There are a few obvious problems with the cameraphones as implemented. For example:

The process of sending a photo to one person is incredibly difficult, requiring up to 20 clicks or more per message sent, depending on the phone’s UI

MMS only works within provider today, so the sender must know which service provider the receiver has, and must be using the same provider, if they are to have any hope of successfully sending a picture

That is unfortunate, because there is a sound and compelling pivot on the combined feature set: a camera and display that is ubiquitously connected to the cameras and displays of all your friends and family. It has the potential to have as powerful an impact on the way people communicate and coordinate as e-mail or the cellphone did. In light of experience roadblocks describes above, rather than tut-tutting at the low penetration rate of picture messaging, one should see the fact that people send picture messages at all as a testament to how very compelling picture messaging can be.

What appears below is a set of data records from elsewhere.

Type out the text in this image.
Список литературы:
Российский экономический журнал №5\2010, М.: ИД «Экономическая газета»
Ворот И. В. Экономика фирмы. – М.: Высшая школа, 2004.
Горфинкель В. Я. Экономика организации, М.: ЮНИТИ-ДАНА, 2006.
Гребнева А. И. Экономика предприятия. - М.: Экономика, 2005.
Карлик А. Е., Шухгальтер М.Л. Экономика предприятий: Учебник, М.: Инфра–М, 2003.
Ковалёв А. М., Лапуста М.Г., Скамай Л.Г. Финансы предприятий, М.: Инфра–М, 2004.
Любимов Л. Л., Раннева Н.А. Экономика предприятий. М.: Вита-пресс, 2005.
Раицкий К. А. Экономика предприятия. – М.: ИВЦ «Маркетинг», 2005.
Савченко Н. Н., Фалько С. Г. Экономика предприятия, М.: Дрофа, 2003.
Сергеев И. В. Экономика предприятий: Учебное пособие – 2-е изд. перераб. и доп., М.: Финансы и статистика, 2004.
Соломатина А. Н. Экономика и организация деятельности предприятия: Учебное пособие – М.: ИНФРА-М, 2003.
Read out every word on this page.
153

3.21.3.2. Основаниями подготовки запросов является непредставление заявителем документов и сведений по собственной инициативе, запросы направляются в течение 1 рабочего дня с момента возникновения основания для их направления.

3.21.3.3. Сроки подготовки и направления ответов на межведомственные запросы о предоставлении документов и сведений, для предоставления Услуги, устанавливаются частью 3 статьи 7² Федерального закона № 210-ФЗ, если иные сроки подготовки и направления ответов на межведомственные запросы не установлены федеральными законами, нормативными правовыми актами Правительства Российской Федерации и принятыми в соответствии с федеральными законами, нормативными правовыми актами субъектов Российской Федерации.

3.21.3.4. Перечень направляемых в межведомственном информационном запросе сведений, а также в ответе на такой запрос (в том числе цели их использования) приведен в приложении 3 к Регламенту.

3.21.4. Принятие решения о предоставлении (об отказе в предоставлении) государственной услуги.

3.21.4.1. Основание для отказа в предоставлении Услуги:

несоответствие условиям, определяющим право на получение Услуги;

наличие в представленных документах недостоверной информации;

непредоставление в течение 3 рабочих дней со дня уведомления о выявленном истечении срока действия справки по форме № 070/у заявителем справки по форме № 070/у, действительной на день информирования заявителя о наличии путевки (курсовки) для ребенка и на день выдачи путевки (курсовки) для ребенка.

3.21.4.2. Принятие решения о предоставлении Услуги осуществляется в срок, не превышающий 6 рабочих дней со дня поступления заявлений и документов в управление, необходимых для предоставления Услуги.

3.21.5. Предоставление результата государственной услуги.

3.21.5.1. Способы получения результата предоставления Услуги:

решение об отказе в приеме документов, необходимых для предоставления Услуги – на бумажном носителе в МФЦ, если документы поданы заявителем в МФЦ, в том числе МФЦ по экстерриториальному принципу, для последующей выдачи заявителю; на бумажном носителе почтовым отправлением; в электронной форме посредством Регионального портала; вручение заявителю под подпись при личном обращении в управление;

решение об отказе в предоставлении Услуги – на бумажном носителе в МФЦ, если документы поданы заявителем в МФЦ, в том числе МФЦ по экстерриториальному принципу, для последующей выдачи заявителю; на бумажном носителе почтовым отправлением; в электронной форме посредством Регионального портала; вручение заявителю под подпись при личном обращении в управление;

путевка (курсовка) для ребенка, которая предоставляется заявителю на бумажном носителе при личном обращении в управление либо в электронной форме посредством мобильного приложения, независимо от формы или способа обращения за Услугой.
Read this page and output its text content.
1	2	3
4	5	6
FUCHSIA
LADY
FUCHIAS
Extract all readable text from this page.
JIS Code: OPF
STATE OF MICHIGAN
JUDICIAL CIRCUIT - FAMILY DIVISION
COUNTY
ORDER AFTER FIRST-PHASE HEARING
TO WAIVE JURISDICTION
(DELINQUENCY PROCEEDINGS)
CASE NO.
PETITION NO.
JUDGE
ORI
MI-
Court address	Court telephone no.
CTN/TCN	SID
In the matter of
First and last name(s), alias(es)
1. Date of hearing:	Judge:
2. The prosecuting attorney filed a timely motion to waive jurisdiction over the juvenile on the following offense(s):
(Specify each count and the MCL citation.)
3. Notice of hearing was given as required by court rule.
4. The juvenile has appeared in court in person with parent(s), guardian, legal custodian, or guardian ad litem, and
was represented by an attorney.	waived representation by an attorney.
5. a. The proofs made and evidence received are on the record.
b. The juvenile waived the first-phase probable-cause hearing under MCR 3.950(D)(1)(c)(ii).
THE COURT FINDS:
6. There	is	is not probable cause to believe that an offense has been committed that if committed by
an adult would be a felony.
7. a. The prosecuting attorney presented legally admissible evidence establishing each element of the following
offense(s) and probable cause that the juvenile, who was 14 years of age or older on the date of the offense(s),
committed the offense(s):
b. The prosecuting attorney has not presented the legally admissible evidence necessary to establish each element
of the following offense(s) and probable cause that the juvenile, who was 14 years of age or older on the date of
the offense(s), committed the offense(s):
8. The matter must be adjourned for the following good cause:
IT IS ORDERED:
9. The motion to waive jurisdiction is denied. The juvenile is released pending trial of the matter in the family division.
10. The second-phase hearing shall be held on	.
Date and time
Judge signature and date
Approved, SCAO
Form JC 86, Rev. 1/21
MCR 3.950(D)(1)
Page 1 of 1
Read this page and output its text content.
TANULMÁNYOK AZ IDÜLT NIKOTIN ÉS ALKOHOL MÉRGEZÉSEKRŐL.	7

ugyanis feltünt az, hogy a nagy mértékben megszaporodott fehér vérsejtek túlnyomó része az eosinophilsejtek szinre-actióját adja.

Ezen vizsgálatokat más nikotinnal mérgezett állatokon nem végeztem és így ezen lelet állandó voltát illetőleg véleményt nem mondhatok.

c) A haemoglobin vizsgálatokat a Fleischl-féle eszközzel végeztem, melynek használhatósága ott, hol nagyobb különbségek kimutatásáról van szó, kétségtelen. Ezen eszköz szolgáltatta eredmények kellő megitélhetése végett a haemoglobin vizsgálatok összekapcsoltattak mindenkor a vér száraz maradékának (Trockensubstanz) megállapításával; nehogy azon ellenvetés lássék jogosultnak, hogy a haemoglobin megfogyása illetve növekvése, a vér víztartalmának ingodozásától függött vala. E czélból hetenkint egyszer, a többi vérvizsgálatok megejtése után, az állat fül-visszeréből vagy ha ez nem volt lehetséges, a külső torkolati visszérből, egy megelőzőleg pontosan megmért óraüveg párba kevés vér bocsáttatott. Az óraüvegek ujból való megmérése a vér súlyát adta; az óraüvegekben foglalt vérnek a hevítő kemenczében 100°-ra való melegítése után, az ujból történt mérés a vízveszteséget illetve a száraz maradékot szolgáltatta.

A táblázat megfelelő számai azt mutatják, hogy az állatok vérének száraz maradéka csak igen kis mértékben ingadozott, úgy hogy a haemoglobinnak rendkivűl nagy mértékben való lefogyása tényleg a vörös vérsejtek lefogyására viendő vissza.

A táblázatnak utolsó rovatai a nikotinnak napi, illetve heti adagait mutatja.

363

Once it becomes as easy to send a picture as it is to take the picture, we will see an explosion in the uses of picture sharing from mobile devices. Already, a number of scenarios have emerged. For example:

People sharing exciting events by showing key visuals, such as a diploma in hand Friends enticing one another into social interactions by sending snapshots of their surroundings, like an active party People coordinating practical aspects of their lives by sending pictures of items at stores, perhaps for opinions Family members reaching out for social contact, perhaps by sending banal but personal images from their day-to-day life, such as what they’re having for lunch.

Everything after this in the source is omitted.